Serverless Warming Implementation for Latency Reduction
Cold start—main problem in serverless functions for latency-sensitive apps. First invoke after idle period takes 200ms-2s depending on runtime, package size, and config. For API handling real user requests, unacceptable. Warming solves problem by keeping functions "warm".
Cold Start Nature
What happens at cold start:
- Cloud finds available container/VM
- Loads function image
- Initializes runtime (Node.js, Python, JVM)
- Executes initialization code (outside handler)
- Executes handler
Steps 1-4 are overhead. Steps 1-3 provider controls, steps 4-5 developer controls.
Typical cold start times:
- Python 3.12 (AWS Lambda, 256MB)—200-400ms
- Node.js 20—100-300ms
- Java 17—800ms-2s (JVM startup)
- Go—50-150ms
Scheduled Warming
Simplest approach: invoke function every 5 minutes via CloudWatch Events / EventBridge to keep it warm.
# lambda_warmer.py—ping function
import json
def handler(event, context):
if event.get('source') == 'warming':
# This is ping from warmers, not real request
return {'statusCode': 200, 'body': json.dumps({'warm': True})}
# Real function logic
return process_request(event)
# Terraform: CloudWatch rule for warming
resource "aws_cloudwatch_event_rule" "warmer" {
name = "lambda-warmer"
schedule_expression = "rate(5 minutes)"
}
resource "aws_cloudwatch_event_target" "warmer" {
rule = aws_cloudwatch_event_rule.warmer.name
arn = aws_lambda_function.api.arn
input = jsonencode({"source": "warming"})
}
Limitation: each EventBridge trigger spawns only one concurrent instance. For multiple desired warm instances need N parallel invokes.
Warming Multiple Parallel Instances
import boto3
import asyncio
lambda_client = boto3.client('lambda')
async def warm_instance(function_name: str, instance_num: int):
lambda_client.invoke(
FunctionName=function_name,
InvocationType='RequestResponse',
Payload=json.dumps({
'source': 'warming',
'instance': instance_num,
'sleep': 10 # Keep instance busy 10 seconds
})
)
async def warm_function(function_name: str, concurrent_count: int = 5):
"""Spawn N parallel warmup invokes"""
tasks = [warm_instance(function_name, i) for i in range(concurrent_count)]

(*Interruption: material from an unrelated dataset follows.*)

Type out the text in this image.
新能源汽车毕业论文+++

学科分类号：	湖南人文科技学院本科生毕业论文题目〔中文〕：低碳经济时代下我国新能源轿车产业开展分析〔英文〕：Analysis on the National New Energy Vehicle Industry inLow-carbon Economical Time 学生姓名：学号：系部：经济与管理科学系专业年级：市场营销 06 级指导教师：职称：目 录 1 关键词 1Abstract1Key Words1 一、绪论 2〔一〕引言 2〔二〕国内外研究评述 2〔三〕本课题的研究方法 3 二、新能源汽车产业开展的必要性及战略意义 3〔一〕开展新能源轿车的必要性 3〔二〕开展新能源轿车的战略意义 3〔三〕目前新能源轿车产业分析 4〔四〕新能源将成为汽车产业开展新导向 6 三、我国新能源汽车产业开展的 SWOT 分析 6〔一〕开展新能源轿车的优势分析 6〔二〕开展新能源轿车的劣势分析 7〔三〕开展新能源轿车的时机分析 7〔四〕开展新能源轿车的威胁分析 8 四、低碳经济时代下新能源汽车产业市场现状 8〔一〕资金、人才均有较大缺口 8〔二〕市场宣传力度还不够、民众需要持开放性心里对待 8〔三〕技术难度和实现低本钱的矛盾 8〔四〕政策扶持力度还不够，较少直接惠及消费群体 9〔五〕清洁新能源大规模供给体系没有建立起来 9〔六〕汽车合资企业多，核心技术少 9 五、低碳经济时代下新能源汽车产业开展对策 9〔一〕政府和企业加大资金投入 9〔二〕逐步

await asyncio.gather(*tasks)
While one invoke keeps instance busy (sleep 10s), Lambda creates new container for next parallel invoke. Result: 5 warm instances.
AWS Lambda Provisioned Concurrency
Official AWS solution: reserve initialized instances. Costs extra but guarantees P99 latency without cold start.
resource "aws_lambda_provisioned_concurrency_config" "api" {
function_name = aws_lambda_function.api.function_name
qualifier = aws_lambda_alias.live.name
provisioned_concurrent_executions = 5
}
Auto Scaling Provisioned Concurrency—scale provisioning by schedule (more morning, less night):
resource "aws_appautoscaling_target" "lambda_pc" {
max_capacity = 20
min_capacity = 2
resource_id = "function:${aws_lambda_function.api.function_name}:live"
scalable_dimension = "lambda:function:ProvisionedConcurrency"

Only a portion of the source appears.